For the cohort as a whole, patients’ mean in-office blood pressure was 149/93 mm Hg. At both 4 and 12 weeks, all three study arms saw significant reductions in office BP (P less than .01).
However, only patients treated with chlorthalidone or HCTZ-CR saw statistically significant reductions in ambulatory diastolic and systolic blood pressure at both time points, while the standard HCTZ group did not see statistically significant changes. At 12 weeks, patients treated with chlorthalidone or HCTZ-CR achieved reductions of 11.1/7.8 mm Hg, and 10.3/8.2 mm Hg, respectively, while those in the standard HCTZ arm saw drops of 6.0/4.2 mm Hg (J Am Coll Cardiol. 2016 Jan 25;67:379-89).
Also at 12 weeks, the chlorthalidone and HCTZ-CR groups had mean nocturnal systolic pressure decreases of 10.2 and 12.7 mm/Hg, respectively, while those receiving standard HCTZ saw nighttime SBP reduced by mean 4.9 mm Hg.
Low potassium was seen in 10% (n = 2) of patients taking HCTZ-CR, 5.6% of patients on standard HCTZ, and 6.3% (n = 1) of patients on chlorthalidone.
Dr. Pareek and his colleagues noted that chlorthalidone possesses a distinct pharmacokinetic profile from HCTZ, with a higher potency that allows it to be used as monotherapy in smaller doses and has “a wider volume of distribution, with partitioning into red blood cells” that may be responsible for its longer duration of action.

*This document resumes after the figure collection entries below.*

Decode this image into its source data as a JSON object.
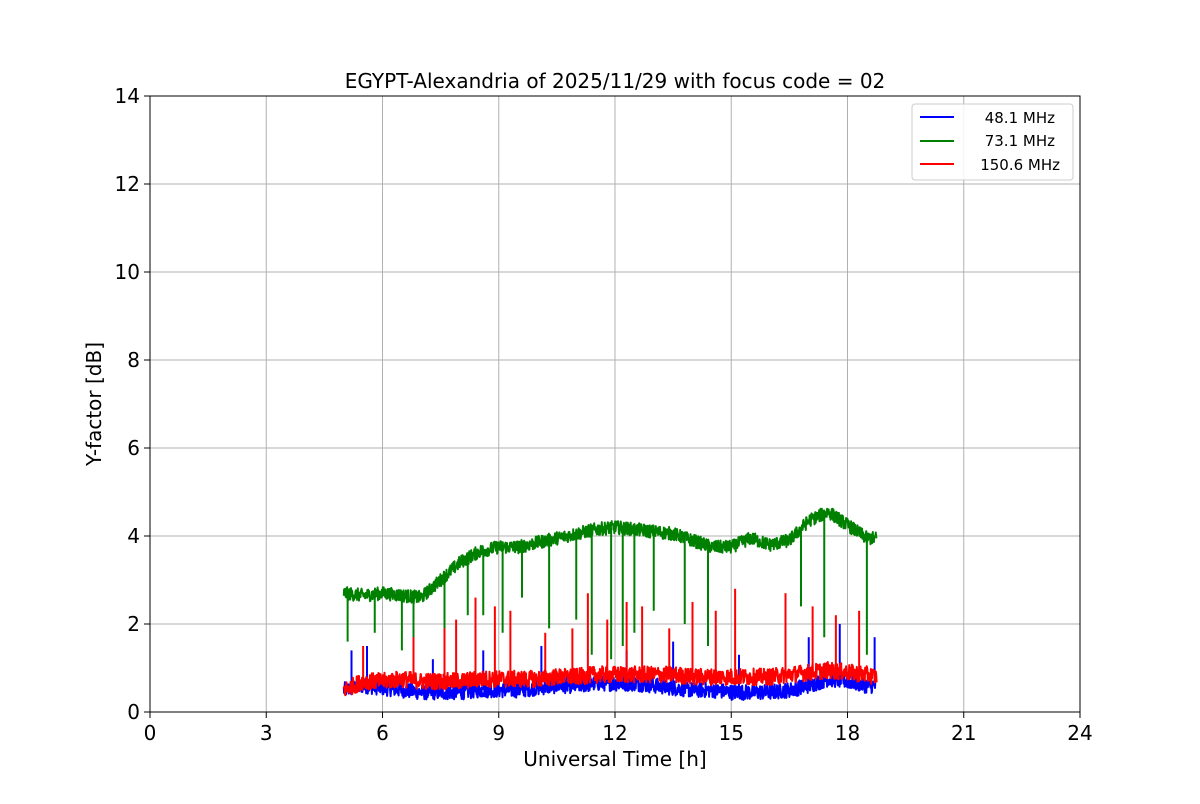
{
  "chart_data": {
    "type": "line",
    "title": "EGYPT-Alexandria of 2025/11/29 with focus code = 02",
    "xlabel": "Universal Time [h]",
    "ylabel": "Y-factor [dB]",
    "xlim": [
      0,
      24
    ],
    "ylim": [
      0,
      14
    ],
    "xticks": [
      "0",
      "3",
      "6",
      "9",
      "12",
      "15",
      "18",
      "21",
      "24"
    ],
    "yticks": [
      "0",
      "2",
      "4",
      "6",
      "8",
      "10",
      "12",
      "14"
    ],
    "grid": true,
    "legend_position": "top-right",
    "series": [
      {
        "name": "  48.1 MHz",
        "color": "#0000ff",
        "x": [
          5.0,
          5.5,
          6.0,
          6.5,
          7.0,
          7.5,
          8.0,
          8.5,
          9.0,
          9.5,
          10.0,
          10.5,
          11.0,
          11.5,
          12.0,
          12.5,
          13.0,
          13.5,
          14.0,
          14.5,
          15.0,
          15.5,
          16.0,
          16.5,
          17.0,
          17.5,
          18.0,
          18.5,
          18.75
        ],
        "values": [
          0.5,
          0.6,
          0.55,
          0.5,
          0.45,
          0.45,
          0.45,
          0.5,
          0.5,
          0.5,
          0.55,
          0.6,
          0.6,
          0.65,
          0.65,
          0.65,
          0.6,
          0.55,
          0.5,
          0.5,
          0.45,
          0.45,
          0.45,
          0.5,
          0.6,
          0.75,
          0.7,
          0.6,
          0.6
        ],
        "peaks": [
          [
            5.2,
            1.4
          ],
          [
            5.6,
            1.5
          ],
          [
            7.3,
            1.2
          ],
          [
            8.6,
            1.4
          ],
          [
            10.1,
            1.5
          ],
          [
            12.3,
            1.4
          ],
          [
            13.5,
            1.6
          ],
          [
            15.2,
            1.3
          ],
          [
            17.0,
            1.7
          ],
          [
            17.8,
            2.0
          ],
          [
            18.7,
            1.7
          ]
        ]
      },
      {
        "name": "  73.1 MHz",
        "color": "#008000",
        "x": [
          5.0,
          5.5,
          6.0,
          6.5,
          7.0,
          7.5,
          8.0,
          8.5,
          9.0,
          9.5,
          10.0,
          10.5,
          11.0,
          11.5,
          12.0,
          12.5,
          13.0,
          13.5,
          14.0,
          14.5,
          15.0,
          15.5,
          16.0,
          16.5,
          17.0,
          17.5,
          18.0,
          18.5,
          18.75
        ],
        "values": [
          2.7,
          2.65,
          2.7,
          2.65,
          2.6,
          3.0,
          3.4,
          3.65,
          3.75,
          3.75,
          3.85,
          3.95,
          4.05,
          4.15,
          4.2,
          4.15,
          4.1,
          4.05,
          3.9,
          3.75,
          3.75,
          3.95,
          3.8,
          3.9,
          4.35,
          4.55,
          4.25,
          3.95,
          3.95
        ],
        "dips": [
          [
            5.1,
            1.6
          ],
          [
            5.8,
            1.8
          ],
          [
            6.5,
            1.4
          ],
          [
            6.8,
            1.3
          ],
          [
            7.6,
            1.6
          ],
          [
            8.2,
            2.2
          ],
          [
            8.6,
            2.2
          ],
          [
            9.1,
            1.8
          ],
          [
            9.6,
            2.6
          ],
          [
            10.3,
            1.9
          ],
          [
            11.0,
            2.1
          ],
          [
            11.4,
            1.3
          ],
          [
            11.9,
            1.2
          ],
          [
            12.2,
            1.5
          ],
          [
            12.5,
            1.8
          ],
          [
            13.0,
            2.3
          ],
          [
            13.8,
            2.0
          ],
          [
            14.4,
            1.5
          ],
          [
            16.8,
            2.4
          ],
          [
            17.4,
            1.7
          ],
          [
            18.5,
            1.3
          ]
        ]
      },
      {
        "name": "150.6 MHz",
        "color": "#ff0000",
        "x": [
          5.0,
          5.5,
          6.0,
          6.5,
          7.0,
          7.5,
          8.0,
          8.5,
          9.0,
          9.5,
          10.0,
          10.5,
          11.0,
          11.5,
          12.0,
          12.5,
          13.0,
          13.5,
          14.0,
          14.5,
          15.0,
          15.5,
          16.0,
          16.5,
          17.0,
          17.5,
          18.0,
          18.5,
          18.75
        ],
        "values": [
          0.5,
          0.7,
          0.7,
          0.75,
          0.7,
          0.7,
          0.7,
          0.75,
          0.75,
          0.75,
          0.75,
          0.8,
          0.8,
          0.85,
          0.85,
          0.85,
          0.85,
          0.85,
          0.8,
          0.8,
          0.8,
          0.8,
          0.8,
          0.85,
          0.9,
          0.95,
          0.9,
          0.85,
          0.8
        ],
        "peaks": [
          [
            5.5,
            1.5
          ],
          [
            6.8,
            1.7
          ],
          [
            7.6,
            1.9
          ],
          [
            7.9,
            2.1
          ],
          [
            8.4,
            2.6
          ],
          [
            8.9,
            2.4
          ],
          [
            9.3,
            2.3
          ],
          [
            10.2,
            1.8
          ],
          [
            10.9,
            1.9
          ],
          [
            11.3,
            2.7
          ],
          [
            11.8,
            2.1
          ],
          [
            12.3,
            2.5
          ],
          [
            12.7,
            2.4
          ],
          [
            13.4,
            1.9
          ],
          [
            14.0,
            2.5
          ],
          [
            14.6,
            2.3
          ],
          [
            15.1,
            2.8
          ],
          [
            16.4,
            2.7
          ],
          [
            17.1,
            2.4
          ],
          [
            17.7,
            2.2
          ],
          [
            18.3,
            2.3
          ]
        ]
      }
    ]
  }
}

Dr. Pareek and his colleagues wrote that previous studies have shown an overestimation of the response to standard HCTZ, based on office blood pressure measurements alone.
“Assessing the antihypertensive efficacy of HCTZ by [office] BP measurements only is deceptive and prone to lull physicians and patients into a false sense of security,” the researchers wrote. “With HCTZ therapy, sustained hypertension merely will be converted into masked hypertension.”
Low-dose chlorthalidone can be used as monotherapy in treating essential hypertension, Dr. Pareek and his colleagues concluded, whereas standard low-dose HCTZ should no longer be considered an acceptable option.
The investigators noted as a limitation of their study its small size.
Ipca Laboratories, a manufacturer of chlorthalidone, sponsored the study, whose lead author and two coauthors are also employees of Ipca.